Furthermore, 16 selected individuals from this cross population exhibiting extreme phenotypes for pedicel and rachis lengths were included in the gene expression study. The aim was to check the differential gene regulation of the 15 CA-related genes found in PN in this genetically completely different sample set. Indeed, the expression level of the gene encoding transcription factor VvPRE6 and six more genes (homologs of CYP711A1-like, Mizu-Kussel1, DIR1, WAT1, EXPA1 and PG1-like, Fig. 7a) was significantly linked to extreme CA phenotypes in this divergent germplasm. A corresponding result was obtained in the loosely clustered reference varieties ‘Uva Rara’ and ‘Prosecco’ (Fig. 7a, b). Particularly, the three genes encoding transcription factor PRE6 and the cell wall-related functions EXPA1-like and PG1-like exhibit increased expression levels in loosely clustered plants of diverse genetic background, especially in relation to pedicel length (Fig. 7a). Quite in contrast, the role of VvGRF4 is specific for the ‘Pinot’ clones, as also inferred from sequencing studies that show the absence of the mutated microRNA binding site in the OIV reference varieties (Rossmann et al. 2019).

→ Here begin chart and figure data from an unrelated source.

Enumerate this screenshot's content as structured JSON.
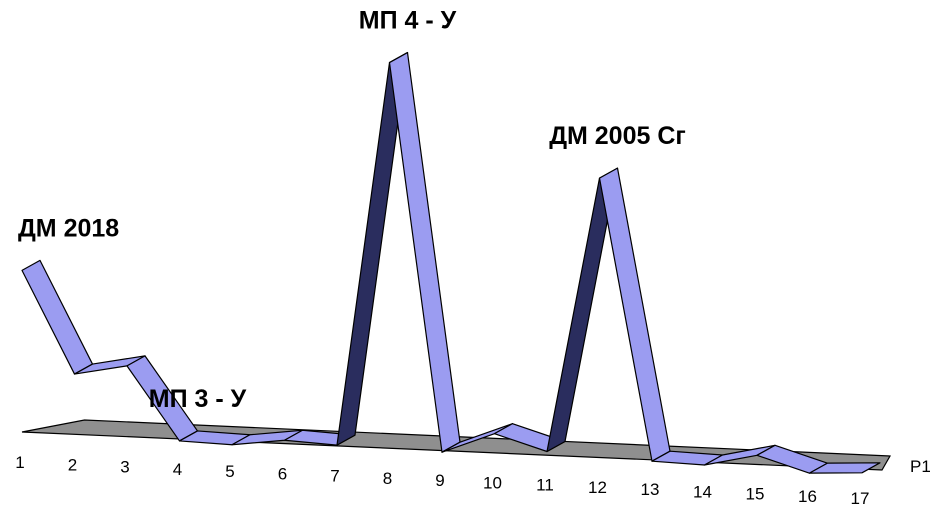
{
  "chart_data": {
    "type": "line",
    "style": "3d-ribbon",
    "x": [
      "1",
      "2",
      "3",
      "4",
      "5",
      "6",
      "7",
      "8",
      "9",
      "10",
      "11",
      "12",
      "13",
      "14",
      "15",
      "16",
      "17"
    ],
    "series": [
      {
        "name": "P1",
        "values": [
          3.3,
          1.35,
          1.55,
          0.15,
          0.12,
          0.25,
          0.2,
          7.6,
          0.15,
          0.55,
          0.25,
          5.55,
          0.15,
          0.12,
          0.35,
          0.05,
          0.1
        ]
      }
    ],
    "annotations": [
      {
        "text": "ДМ 2018",
        "x": "1"
      },
      {
        "text": "МП 3 - У",
        "x": "4"
      },
      {
        "text": "МП 4 - У",
        "x": "8"
      },
      {
        "text": "ДМ 2005 Сг",
        "x": "12"
      }
    ],
    "grid": false,
    "colors": {
      "ribbon_top": "#9b9cf1",
      "ribbon_side": "#2a2d5e",
      "floor": "#8f8f8f",
      "outline": "#000000"
    }
  }
}
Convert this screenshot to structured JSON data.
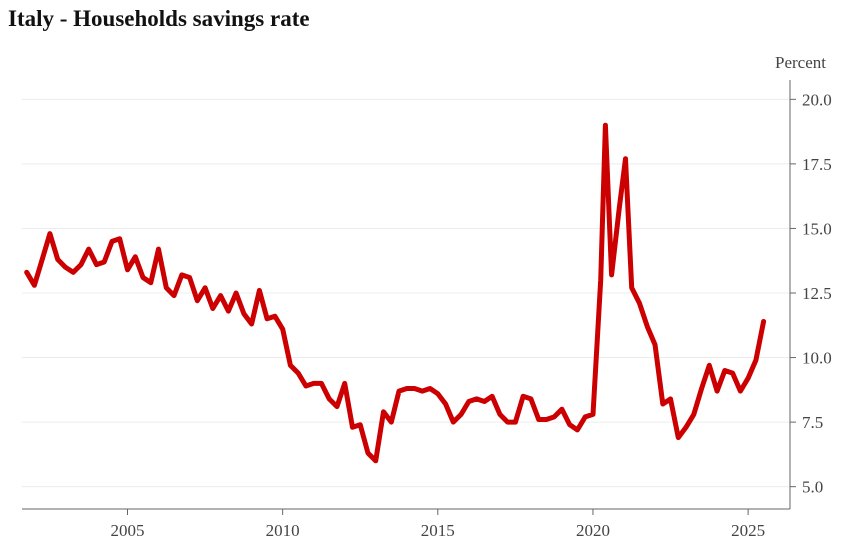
{
  "title": "Italy - Households savings rate",
  "chart_data": {
    "type": "line",
    "title": "Italy - Households savings rate",
    "ylabel": "Percent",
    "xlabel": "",
    "xlim": [
      2001.6,
      2026.35
    ],
    "ylim": [
      4.6,
      20.4
    ],
    "x_ticks": [
      2005,
      2010,
      2015,
      2020,
      2025
    ],
    "y_ticks": [
      5.0,
      7.5,
      10.0,
      12.5,
      15.0,
      17.5,
      20.0
    ],
    "y_axis_position": "right",
    "grid": true,
    "line_color": "#cc0000",
    "series": [
      {
        "name": "",
        "points": [
          [
            2001.75,
            13.3
          ],
          [
            2002.0,
            12.8
          ],
          [
            2002.25,
            13.8
          ],
          [
            2002.5,
            14.8
          ],
          [
            2002.75,
            13.8
          ],
          [
            2003.0,
            13.5
          ],
          [
            2003.25,
            13.3
          ],
          [
            2003.5,
            13.6
          ],
          [
            2003.75,
            14.2
          ],
          [
            2004.0,
            13.6
          ],
          [
            2004.25,
            13.7
          ],
          [
            2004.5,
            14.5
          ],
          [
            2004.75,
            14.6
          ],
          [
            2005.0,
            13.4
          ],
          [
            2005.25,
            13.9
          ],
          [
            2005.5,
            13.1
          ],
          [
            2005.75,
            12.9
          ],
          [
            2006.0,
            14.2
          ],
          [
            2006.25,
            12.7
          ],
          [
            2006.5,
            12.4
          ],
          [
            2006.75,
            13.2
          ],
          [
            2007.0,
            13.1
          ],
          [
            2007.25,
            12.2
          ],
          [
            2007.5,
            12.7
          ],
          [
            2007.75,
            11.9
          ],
          [
            2008.0,
            12.4
          ],
          [
            2008.25,
            11.8
          ],
          [
            2008.5,
            12.5
          ],
          [
            2008.75,
            11.7
          ],
          [
            2009.0,
            11.3
          ],
          [
            2009.25,
            12.6
          ],
          [
            2009.5,
            11.5
          ],
          [
            2009.75,
            11.6
          ],
          [
            2010.0,
            11.1
          ],
          [
            2010.25,
            9.7
          ],
          [
            2010.5,
            9.4
          ],
          [
            2010.75,
            8.9
          ],
          [
            2011.0,
            9.0
          ],
          [
            2011.25,
            9.0
          ],
          [
            2011.5,
            8.4
          ],
          [
            2011.75,
            8.1
          ],
          [
            2012.0,
            9.0
          ],
          [
            2012.25,
            7.3
          ],
          [
            2012.5,
            7.4
          ],
          [
            2012.75,
            6.3
          ],
          [
            2013.0,
            6.0
          ],
          [
            2013.25,
            7.9
          ],
          [
            2013.5,
            7.5
          ],
          [
            2013.75,
            8.7
          ],
          [
            2014.0,
            8.8
          ],
          [
            2014.25,
            8.8
          ],
          [
            2014.5,
            8.7
          ],
          [
            2014.75,
            8.8
          ],
          [
            2015.0,
            8.6
          ],
          [
            2015.25,
            8.2
          ],
          [
            2015.5,
            7.5
          ],
          [
            2015.75,
            7.8
          ],
          [
            2016.0,
            8.3
          ],
          [
            2016.25,
            8.4
          ],
          [
            2016.5,
            8.3
          ],
          [
            2016.75,
            8.5
          ],
          [
            2017.0,
            7.8
          ],
          [
            2017.25,
            7.5
          ],
          [
            2017.5,
            7.5
          ],
          [
            2017.75,
            8.5
          ],
          [
            2018.0,
            8.4
          ],
          [
            2018.25,
            7.6
          ],
          [
            2018.5,
            7.6
          ],
          [
            2018.75,
            7.7
          ],
          [
            2019.0,
            8.0
          ],
          [
            2019.25,
            7.4
          ],
          [
            2019.5,
            7.2
          ],
          [
            2019.75,
            7.7
          ],
          [
            2020.0,
            7.8
          ],
          [
            2020.25,
            13.0
          ],
          [
            2020.4,
            19.0
          ],
          [
            2020.6,
            13.2
          ],
          [
            2020.85,
            15.8
          ],
          [
            2021.05,
            17.7
          ],
          [
            2021.25,
            12.7
          ],
          [
            2021.5,
            12.1
          ],
          [
            2021.75,
            11.2
          ],
          [
            2022.0,
            10.5
          ],
          [
            2022.25,
            8.2
          ],
          [
            2022.5,
            8.4
          ],
          [
            2022.75,
            6.9
          ],
          [
            2023.0,
            7.3
          ],
          [
            2023.25,
            7.8
          ],
          [
            2023.5,
            8.8
          ],
          [
            2023.75,
            9.7
          ],
          [
            2024.0,
            8.7
          ],
          [
            2024.25,
            9.5
          ],
          [
            2024.5,
            9.4
          ],
          [
            2024.75,
            8.7
          ],
          [
            2025.0,
            9.2
          ],
          [
            2025.25,
            9.9
          ],
          [
            2025.5,
            11.4
          ]
        ]
      }
    ]
  }
}
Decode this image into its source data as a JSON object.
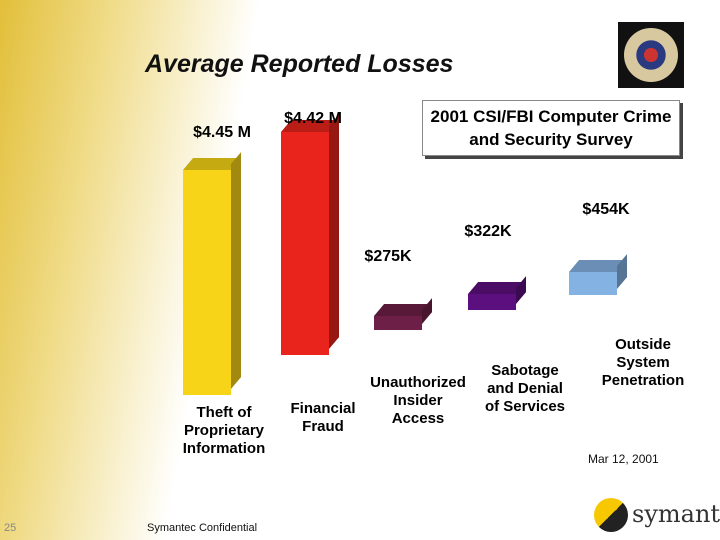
{
  "chart_data": {
    "type": "bar",
    "title": "Average Reported Losses",
    "subtitle": "2001 CSI/FBI Computer Crime and Security Survey",
    "categories": [
      "Theft of Proprietary Information",
      "Financial Fraud",
      "Unauthorized Insider Access",
      "Sabotage and Denial of Services",
      "Outside System Penetration"
    ],
    "values": [
      4450000,
      4420000,
      275000,
      322000,
      454000
    ],
    "value_labels": [
      "$4.45 M",
      "$4.42 M",
      "$275K",
      "$322K",
      "$454K"
    ],
    "colors": [
      "#f7d417",
      "#e8241c",
      "#6e1f47",
      "#5c0f7e",
      "#84b2e2"
    ]
  },
  "footer": {
    "slide_number": "25",
    "confidential": "Symantec Confidential",
    "date": "Mar 12, 2001",
    "logo": "symantec."
  }
}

This study thus revealed a set of genes with wide relevance for loosely clustered grapevines. These genes enclose components of auxin transport and homeostasis (WAT1, AUX1, Mizu-Kussel1), cell wall structure and loosening (PG1, EXPA1), in addition to strigolactone metabolism (CY711A1, MAX1) and the regulatory transcription factor PRE6. These genes deserve further investigation. This novel knowledge facilitates development of gene-targeted markers of loose cluster types for grapevine breeding.

Conclusions

This study revealed 15 genes with differential gene expression between loosely and compactly clustered PN clones, independently from year and location (or any other environmental variation encountered). It confirmed the role of VvGRF4 in the control of cluster architecture in ‘Pinot Noir.’ It newly identified two more transcription factor genes, encoding a SEPALLATA1 homolog and a homolog of PRE6, that are more active in the loosely clustered than in the compact bunch type clones. Compared to the recent literature, these regulator genes may have new or additional functions in affecting the structure of the ‘Pinot Noir’ grapevine bunch. Furthermore, genes involved in auxin metabolism, cellular growth and transport were found to be regulated. A gene homolog of CYP711A1, encoding an enzyme of strigolactone metabolism, was also involved. Strigolactones function as shoot branching inhibitors (Gomez-Roldan et al. 2008). This gene is repressed in loose clusters, possibly releasing some inhibition, and thus seems to contribute to the loose-clustered phenotype in grapes.

These results were confirmed for seven genes in completely different genetic backgrounds: the transcription factor gene PRE6 and six genes related to auxin metabolism, cell wall loosening and strigolactones. They improve the basic knowledge on grapevine cluster phenotype.

This study revealed several major regulators of cluster architecture in ‘Pinot Noir’ and other grapevines, which deserve further attention and functional studies. Future investigation will show if they are applicable as molecular tools for breeding of advantageous loosely clustered grapevine cultivars with improved resilience to Botrytis cinerea.